November 14, 2011 – More than 500 people attend Breivik’s first court hearing, which is open to the public. Breivik is not allowed to deliver a speech he prepared, and the judge orders him held in custody for another 12 weeks.
January 13, 2012 – Judge Wenche Elizabeth Arntzen announces that the court wants a second opinion from psychiatrists concerning Breivik’s sanity.
February 10, 2012 – A Norwegian court orders Breivik undergo psychiatric monitoring as experts seek to determine his mental state ahead of a trial.
March 7, 2012 – Breivik is formally charged with committing acts of terror and voluntary homicide.
April 10, 2012 – Two psychiatric experts release their findings, which the judge uses to deem Breivik sane at the time of the crimes.
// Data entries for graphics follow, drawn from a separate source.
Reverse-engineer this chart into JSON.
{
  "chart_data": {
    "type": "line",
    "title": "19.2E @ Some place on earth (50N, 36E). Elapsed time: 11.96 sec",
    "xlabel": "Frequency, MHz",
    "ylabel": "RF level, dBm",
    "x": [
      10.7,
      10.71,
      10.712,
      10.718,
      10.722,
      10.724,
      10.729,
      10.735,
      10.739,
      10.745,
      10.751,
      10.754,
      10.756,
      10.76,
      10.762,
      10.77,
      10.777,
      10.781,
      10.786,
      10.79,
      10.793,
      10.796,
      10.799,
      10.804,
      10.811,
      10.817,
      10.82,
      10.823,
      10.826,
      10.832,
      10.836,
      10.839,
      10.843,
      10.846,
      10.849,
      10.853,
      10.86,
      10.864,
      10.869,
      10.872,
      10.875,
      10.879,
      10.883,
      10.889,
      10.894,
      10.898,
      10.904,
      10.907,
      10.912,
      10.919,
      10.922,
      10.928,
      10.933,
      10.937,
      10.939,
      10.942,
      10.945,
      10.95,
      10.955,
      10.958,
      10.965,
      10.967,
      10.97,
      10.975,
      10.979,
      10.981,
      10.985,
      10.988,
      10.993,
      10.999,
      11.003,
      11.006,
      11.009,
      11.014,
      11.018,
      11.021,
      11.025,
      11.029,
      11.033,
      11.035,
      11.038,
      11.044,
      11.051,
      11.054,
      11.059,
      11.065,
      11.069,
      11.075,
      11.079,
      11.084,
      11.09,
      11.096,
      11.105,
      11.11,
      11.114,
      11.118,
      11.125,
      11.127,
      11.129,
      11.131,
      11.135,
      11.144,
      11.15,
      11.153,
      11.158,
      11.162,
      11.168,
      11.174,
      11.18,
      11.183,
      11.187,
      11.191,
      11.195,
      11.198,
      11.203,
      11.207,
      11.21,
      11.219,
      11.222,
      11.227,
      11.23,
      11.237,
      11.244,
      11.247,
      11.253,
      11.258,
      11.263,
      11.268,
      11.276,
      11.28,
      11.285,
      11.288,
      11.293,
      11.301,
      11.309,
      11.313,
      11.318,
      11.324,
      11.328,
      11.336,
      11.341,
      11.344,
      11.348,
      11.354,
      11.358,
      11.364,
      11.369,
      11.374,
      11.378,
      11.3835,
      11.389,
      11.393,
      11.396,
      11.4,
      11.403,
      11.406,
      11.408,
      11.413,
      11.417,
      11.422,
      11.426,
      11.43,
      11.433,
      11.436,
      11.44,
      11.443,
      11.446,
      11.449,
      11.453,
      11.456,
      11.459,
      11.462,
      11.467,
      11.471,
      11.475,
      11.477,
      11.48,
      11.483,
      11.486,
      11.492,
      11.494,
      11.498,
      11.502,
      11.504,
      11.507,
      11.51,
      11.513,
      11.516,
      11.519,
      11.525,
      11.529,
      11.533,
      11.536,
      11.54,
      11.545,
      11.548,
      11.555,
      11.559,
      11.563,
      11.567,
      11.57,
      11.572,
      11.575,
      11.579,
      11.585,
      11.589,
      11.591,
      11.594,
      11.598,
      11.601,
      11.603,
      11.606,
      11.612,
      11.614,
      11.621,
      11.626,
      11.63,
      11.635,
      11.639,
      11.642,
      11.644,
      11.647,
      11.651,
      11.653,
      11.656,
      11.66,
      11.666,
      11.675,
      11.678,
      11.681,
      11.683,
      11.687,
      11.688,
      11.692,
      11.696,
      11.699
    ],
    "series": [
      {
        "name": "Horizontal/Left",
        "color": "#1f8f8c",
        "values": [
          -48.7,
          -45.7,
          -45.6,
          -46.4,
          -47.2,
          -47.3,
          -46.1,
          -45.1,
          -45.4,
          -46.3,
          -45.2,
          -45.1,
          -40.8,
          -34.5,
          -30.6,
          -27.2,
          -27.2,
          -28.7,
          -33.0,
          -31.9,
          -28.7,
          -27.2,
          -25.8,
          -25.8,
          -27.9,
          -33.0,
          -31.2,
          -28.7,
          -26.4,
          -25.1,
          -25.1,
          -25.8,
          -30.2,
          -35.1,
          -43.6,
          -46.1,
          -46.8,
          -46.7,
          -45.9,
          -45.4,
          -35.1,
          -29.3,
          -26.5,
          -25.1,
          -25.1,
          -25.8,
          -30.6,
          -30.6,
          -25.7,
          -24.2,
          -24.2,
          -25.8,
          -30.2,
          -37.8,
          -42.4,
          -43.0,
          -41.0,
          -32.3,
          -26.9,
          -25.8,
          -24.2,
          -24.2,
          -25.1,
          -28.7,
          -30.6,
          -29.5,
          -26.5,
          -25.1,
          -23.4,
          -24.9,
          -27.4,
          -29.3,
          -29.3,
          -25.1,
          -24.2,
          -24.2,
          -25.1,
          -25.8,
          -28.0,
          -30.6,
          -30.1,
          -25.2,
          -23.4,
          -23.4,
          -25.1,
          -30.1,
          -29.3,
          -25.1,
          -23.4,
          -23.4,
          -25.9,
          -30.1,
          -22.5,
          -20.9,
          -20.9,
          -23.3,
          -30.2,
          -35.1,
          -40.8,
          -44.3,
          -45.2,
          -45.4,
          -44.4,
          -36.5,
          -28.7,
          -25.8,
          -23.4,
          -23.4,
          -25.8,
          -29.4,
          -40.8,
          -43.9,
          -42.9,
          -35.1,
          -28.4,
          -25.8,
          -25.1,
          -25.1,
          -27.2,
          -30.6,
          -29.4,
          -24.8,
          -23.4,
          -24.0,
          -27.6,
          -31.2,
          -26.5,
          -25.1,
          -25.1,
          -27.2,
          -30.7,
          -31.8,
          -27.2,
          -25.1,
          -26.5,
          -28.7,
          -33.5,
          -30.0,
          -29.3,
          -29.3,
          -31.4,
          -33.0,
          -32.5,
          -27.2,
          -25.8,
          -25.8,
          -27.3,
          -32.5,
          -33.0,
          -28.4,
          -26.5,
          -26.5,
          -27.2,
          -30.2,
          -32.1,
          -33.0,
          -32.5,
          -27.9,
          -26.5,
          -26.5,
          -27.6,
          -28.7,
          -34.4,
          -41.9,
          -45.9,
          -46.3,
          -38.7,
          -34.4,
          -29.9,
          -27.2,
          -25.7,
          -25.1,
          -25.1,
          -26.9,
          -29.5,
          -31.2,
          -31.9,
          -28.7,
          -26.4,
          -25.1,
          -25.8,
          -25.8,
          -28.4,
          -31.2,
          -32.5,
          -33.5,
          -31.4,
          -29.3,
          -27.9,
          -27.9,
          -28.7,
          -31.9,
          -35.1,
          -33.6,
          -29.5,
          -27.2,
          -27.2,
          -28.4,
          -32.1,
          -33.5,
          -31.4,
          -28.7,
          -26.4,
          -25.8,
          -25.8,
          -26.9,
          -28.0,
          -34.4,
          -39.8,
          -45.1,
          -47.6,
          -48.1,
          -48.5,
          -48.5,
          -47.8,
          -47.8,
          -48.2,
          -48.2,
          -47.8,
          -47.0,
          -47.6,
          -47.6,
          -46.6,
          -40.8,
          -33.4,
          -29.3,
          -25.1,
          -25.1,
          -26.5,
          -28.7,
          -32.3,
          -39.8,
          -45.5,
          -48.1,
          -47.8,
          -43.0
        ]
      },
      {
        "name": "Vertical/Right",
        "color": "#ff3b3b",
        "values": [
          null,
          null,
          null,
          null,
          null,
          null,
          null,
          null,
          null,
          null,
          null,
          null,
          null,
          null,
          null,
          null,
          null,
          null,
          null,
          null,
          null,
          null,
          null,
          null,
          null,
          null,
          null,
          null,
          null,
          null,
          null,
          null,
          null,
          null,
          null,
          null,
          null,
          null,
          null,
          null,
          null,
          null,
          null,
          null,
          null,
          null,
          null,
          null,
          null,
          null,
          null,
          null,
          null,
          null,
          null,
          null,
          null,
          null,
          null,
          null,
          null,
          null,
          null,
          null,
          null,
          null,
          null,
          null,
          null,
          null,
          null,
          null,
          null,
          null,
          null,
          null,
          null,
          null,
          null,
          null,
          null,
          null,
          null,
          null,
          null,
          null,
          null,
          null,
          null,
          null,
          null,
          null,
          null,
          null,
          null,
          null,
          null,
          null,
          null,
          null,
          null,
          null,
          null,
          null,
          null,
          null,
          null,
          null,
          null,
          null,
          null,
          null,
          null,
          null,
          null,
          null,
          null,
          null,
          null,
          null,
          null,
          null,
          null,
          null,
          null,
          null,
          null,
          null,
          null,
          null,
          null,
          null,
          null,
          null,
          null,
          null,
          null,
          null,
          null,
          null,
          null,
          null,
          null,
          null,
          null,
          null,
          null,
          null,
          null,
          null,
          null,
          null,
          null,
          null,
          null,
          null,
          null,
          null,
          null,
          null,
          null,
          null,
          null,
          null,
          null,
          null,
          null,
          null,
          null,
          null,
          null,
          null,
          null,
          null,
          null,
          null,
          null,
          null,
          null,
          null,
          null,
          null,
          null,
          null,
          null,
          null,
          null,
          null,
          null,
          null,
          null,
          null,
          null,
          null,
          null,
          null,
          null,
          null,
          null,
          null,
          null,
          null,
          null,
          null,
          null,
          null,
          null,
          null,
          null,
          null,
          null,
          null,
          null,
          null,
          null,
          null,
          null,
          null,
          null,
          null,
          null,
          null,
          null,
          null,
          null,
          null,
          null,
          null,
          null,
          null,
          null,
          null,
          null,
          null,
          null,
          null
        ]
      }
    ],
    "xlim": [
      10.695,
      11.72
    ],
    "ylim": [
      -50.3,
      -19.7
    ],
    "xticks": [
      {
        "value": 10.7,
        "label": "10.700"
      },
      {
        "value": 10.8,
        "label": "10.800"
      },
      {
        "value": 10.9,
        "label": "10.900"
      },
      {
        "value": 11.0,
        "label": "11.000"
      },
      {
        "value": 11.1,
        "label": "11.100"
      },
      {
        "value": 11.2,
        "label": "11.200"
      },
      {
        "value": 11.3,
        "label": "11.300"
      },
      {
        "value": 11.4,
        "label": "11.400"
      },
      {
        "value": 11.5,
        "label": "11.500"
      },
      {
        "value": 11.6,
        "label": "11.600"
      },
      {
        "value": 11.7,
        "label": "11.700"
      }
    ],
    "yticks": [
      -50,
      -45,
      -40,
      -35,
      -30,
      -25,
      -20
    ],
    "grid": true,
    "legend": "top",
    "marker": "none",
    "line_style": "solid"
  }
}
The experts’ findings state that during the commission of the crimes Breivik was not psychotic, not suffering from any psychiatric condition and is not mentally challenged.
April 16, 2012 – Trial begins.
June 21, 2012 – A spokesperson for the Norwegian Prosecutor’s office confirms that prosecutors have asked that Breivik be transferred to a psychiatric institution, as they believe he is ill.
August 13, 2012 – An independent report finds that the terror attack could have been avoided. The report cites slow reaction times by police and security forces, under-staffing and the failure of leadership.
March 1, 2017 – An appeals court overturns the lower court ruling that Breivik’s jail conditions have been inhuman.
June 8, 2017 – Norway’s Supreme Court says that it will not hear Breivik’s case over prison conditions.
June 9, 2017 – Breivik’s lawyer confirms that Breivik legally changed his name to Fjotolf Hansen.
June 21, 2018 – The European Court of Human Rights rejects Breivik’s appeal that the conditions of his imprisonment, largely in isolation, are violating his human rights. The decision is final, the court says.